The viewpoint you express, which I find analogous to that most conservative republicans in the US, speaks to me of a genuine lack of understanding, willingness to understand the real issues, as well as empathy towards the poor. And it scares me.
Look, I regard myself as a dinosaur in many ways in terms of having conservative values, which the industry I work in, advertising, makes me acutely aware of, but this discussion shouldn’t be conditioned to the objective of arriving at a single, pure, platonic truth as regards which (one) direction to take to solve this issue. The battle simply can’t be won on one front alone.
The solution starts with an attitude; the attitude to reach out to the poor in whatever way we can as individuals in the belief that every little contribution helps. If this spirit is lost amongst us and all the good Samaritans would lie down to die, hope in this world would die with them.

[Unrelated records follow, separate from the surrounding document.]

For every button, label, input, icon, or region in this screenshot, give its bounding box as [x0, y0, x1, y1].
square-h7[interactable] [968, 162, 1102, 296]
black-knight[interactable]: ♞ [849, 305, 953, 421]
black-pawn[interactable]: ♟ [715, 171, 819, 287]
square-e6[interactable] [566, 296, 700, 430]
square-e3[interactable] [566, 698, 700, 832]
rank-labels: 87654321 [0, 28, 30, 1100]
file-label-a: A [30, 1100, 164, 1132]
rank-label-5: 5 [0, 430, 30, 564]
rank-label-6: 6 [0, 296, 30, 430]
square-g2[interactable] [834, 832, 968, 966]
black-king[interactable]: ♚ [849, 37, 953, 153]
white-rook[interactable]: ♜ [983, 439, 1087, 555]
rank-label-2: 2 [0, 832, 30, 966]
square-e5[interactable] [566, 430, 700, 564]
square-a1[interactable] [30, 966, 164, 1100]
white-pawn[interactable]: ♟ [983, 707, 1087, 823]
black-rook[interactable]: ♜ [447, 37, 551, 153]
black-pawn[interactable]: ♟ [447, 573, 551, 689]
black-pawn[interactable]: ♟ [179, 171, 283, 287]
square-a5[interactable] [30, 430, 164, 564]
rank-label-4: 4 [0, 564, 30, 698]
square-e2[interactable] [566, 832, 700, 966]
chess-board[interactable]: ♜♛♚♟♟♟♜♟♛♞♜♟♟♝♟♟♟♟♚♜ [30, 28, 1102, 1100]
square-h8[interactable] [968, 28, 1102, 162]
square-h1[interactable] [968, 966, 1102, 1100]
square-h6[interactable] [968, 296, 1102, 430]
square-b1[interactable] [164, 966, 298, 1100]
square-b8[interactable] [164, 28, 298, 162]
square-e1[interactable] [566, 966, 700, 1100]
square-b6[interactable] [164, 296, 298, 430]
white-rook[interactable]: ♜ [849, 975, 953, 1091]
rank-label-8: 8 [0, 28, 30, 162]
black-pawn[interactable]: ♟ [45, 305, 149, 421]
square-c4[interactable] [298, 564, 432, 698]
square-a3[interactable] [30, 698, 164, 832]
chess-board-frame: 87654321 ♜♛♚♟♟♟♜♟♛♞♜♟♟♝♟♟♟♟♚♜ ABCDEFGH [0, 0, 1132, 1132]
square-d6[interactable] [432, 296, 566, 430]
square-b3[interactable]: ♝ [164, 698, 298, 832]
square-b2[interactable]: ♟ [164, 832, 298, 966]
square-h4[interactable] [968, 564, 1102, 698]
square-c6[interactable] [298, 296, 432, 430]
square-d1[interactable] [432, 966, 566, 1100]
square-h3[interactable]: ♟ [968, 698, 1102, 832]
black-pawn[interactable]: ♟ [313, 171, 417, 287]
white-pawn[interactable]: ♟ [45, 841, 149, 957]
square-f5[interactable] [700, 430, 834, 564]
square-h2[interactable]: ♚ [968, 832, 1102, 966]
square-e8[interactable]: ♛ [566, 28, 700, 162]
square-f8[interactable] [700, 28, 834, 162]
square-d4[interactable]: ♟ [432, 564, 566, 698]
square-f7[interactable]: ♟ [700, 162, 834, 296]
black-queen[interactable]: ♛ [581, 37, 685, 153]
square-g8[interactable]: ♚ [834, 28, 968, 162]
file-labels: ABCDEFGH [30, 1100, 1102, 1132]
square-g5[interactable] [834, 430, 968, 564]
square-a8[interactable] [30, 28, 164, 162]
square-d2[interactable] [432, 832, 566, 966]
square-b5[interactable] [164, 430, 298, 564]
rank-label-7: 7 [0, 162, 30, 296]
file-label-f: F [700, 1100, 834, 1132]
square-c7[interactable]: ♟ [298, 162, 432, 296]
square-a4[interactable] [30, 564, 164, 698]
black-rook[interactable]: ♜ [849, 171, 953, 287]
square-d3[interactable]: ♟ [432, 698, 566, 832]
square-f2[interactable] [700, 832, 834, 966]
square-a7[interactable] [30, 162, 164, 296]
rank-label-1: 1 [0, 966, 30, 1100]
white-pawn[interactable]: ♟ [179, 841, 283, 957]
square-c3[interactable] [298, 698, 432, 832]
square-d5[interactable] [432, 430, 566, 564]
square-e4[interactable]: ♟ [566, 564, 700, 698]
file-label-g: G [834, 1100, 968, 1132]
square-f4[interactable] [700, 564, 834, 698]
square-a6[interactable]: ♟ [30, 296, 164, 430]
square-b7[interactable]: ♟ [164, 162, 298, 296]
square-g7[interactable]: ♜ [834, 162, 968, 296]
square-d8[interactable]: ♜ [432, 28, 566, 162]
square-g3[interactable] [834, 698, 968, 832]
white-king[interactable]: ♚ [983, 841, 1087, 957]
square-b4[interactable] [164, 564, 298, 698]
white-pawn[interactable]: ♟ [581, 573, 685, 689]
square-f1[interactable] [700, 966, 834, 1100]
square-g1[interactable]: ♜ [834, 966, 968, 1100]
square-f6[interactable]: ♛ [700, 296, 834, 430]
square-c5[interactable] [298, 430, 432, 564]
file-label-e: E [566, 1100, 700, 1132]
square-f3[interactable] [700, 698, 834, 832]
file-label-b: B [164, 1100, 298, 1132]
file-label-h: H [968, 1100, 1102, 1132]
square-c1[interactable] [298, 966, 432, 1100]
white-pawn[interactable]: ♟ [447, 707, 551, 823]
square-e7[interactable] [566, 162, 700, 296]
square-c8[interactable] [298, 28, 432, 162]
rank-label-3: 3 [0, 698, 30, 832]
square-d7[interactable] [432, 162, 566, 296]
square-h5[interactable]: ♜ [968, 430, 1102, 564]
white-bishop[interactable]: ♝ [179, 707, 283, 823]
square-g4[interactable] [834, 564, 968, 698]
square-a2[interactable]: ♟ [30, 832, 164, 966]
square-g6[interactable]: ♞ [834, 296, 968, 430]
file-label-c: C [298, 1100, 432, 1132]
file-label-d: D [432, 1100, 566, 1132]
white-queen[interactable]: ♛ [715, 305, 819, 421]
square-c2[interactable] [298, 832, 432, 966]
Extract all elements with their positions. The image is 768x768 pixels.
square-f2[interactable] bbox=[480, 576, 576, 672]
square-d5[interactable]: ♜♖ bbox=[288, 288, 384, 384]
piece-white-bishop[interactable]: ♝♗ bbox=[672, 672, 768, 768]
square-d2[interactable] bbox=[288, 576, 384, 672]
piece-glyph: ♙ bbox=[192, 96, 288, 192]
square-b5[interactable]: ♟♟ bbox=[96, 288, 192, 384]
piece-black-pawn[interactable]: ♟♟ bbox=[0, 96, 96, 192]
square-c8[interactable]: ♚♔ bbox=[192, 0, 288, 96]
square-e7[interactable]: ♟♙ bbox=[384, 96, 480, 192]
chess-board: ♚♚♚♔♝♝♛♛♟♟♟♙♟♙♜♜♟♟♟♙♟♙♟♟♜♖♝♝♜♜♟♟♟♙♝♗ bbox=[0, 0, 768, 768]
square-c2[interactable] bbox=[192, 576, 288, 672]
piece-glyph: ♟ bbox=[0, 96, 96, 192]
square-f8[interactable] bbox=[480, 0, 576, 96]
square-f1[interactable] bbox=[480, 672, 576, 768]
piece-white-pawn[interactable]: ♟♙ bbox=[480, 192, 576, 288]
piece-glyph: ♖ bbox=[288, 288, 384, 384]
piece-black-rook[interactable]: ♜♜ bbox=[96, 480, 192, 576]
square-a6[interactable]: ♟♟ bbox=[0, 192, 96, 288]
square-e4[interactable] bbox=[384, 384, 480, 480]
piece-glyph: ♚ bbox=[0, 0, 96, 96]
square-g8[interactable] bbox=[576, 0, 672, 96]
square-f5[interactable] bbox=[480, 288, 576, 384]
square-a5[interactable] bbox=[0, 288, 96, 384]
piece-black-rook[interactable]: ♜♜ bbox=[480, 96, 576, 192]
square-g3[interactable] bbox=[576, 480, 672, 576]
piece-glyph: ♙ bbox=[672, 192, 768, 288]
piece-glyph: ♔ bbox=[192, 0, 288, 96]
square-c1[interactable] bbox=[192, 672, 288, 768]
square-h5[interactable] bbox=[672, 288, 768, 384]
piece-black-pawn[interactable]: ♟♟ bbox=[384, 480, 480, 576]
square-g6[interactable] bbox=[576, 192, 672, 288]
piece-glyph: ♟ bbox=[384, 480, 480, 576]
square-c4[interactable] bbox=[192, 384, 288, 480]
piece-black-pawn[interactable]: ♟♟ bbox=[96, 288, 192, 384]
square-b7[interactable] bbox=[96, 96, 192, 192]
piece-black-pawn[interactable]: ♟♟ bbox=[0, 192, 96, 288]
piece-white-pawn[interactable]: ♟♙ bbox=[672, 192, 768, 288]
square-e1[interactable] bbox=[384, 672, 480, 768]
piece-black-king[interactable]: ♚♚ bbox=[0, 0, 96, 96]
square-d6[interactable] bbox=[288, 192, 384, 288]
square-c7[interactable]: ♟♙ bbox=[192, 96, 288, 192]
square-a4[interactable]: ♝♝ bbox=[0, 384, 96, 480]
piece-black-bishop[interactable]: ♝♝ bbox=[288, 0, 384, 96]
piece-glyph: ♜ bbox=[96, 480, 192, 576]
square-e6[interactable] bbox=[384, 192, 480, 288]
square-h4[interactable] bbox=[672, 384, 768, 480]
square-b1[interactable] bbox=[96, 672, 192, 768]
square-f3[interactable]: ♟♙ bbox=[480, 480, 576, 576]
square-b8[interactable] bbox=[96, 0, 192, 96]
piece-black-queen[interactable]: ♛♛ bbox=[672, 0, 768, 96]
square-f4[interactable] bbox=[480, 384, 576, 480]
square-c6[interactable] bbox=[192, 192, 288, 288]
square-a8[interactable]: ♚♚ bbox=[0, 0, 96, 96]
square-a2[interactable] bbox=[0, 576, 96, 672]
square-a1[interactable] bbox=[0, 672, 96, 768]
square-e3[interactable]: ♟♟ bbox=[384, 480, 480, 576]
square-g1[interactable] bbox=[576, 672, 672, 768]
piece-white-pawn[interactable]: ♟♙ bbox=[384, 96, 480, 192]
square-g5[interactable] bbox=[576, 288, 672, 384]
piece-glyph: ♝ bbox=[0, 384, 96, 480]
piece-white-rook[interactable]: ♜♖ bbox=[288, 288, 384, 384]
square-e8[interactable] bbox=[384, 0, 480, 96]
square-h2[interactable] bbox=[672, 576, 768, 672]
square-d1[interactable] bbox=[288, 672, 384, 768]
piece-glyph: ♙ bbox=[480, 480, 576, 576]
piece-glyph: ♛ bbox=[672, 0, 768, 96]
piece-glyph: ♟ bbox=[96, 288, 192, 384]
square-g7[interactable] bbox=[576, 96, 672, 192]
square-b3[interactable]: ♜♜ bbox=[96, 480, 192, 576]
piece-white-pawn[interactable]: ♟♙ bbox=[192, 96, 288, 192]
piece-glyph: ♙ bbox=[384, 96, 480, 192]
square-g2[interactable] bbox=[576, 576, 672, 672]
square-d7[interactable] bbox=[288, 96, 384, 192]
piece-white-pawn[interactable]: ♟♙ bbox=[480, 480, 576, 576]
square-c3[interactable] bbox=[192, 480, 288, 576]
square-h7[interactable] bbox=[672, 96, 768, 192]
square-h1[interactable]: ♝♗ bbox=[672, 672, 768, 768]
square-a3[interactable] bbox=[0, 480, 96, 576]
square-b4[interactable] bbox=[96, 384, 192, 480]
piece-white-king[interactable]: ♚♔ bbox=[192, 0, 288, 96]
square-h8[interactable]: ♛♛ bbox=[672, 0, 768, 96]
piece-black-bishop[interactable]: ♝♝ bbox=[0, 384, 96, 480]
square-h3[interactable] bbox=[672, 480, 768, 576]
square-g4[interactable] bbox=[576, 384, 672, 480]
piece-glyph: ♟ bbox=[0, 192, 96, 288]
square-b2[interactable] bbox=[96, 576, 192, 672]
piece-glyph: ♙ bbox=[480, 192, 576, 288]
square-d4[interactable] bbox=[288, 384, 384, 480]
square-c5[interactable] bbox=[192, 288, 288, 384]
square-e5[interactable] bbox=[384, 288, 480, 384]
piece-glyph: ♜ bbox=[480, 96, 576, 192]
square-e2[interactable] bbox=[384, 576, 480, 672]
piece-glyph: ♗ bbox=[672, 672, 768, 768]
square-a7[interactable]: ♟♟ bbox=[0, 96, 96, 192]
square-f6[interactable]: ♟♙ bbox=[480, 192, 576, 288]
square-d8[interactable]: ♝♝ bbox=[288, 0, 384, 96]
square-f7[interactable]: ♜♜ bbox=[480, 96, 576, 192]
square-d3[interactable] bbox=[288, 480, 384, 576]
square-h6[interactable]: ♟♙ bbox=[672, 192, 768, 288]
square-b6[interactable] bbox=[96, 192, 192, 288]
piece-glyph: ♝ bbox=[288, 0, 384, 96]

To say that “our culture of people need to solve poverty problems, and it starts with the poor themselves” is fluffy and delusional. This starts with you and me Gavin, not the poor themselves. We have a huge responsibility here, one we cannot hide from. So what are we going to do about it? What are you going to do about it?
(I sincerely hope that I’ve completely misunderstood your point.)
That comment was for Lewis, not Gavin.
(Lewis, not Gavin Fredrik?)
a proud stars and stripes american baby boomer who was once in the forces and now works as a business consultant with an inability to be humble.
you might mean well, but let me tell you anything you say about the homeless or the poor comes across as insensitive and arrogant.
go and spend a day really talking to the people you probably drive past in your 9 litre hummer then tell me its all their own fault.
this is why america has little respect in the world, but then you probably dont care as theyre all 3rd world imbeciles.
Well clearly Lewis has just been given a broader view of the world than that which is often found in quite a few areas of the U.S.
But really this mindset pretty much all boils down to money. The States is a marvelous country with much to admire but in general its worst blind spot (which by its very nature is blind) is that so many assume money is the center of the wealth creation model. Christian religions that worship wealth in the States are in robust yet a quick check of some basic commandments such as love thy neighbour debunks that sentiment pretty quickly judging by your comments.
Now making money is fine and dandy but a quick litmus test shows that happiness is not commensurate with the nation’s wealth (therapists do extremely well and Nigerians score higher on the happiness index), obesity is epidemic (eating is popular I guess) and the prison population is above 2 million: The US currently incarcerates more people than any other country in the world.
The reason why U.S. culture encourages a view of people in poverty is not because they haven’t made the American dream. Its because the flip side of the equation which is pathologically taboo, is that as I’ve outlined briefly. There’s also an American nightmare.
One last point Lewis. American government has never been bigger than at present. Its vast. And if that’s not as you say “the answer”, then would you remind me what would be the question again? Someones pockets are getting lined and it sure isn’t the needy.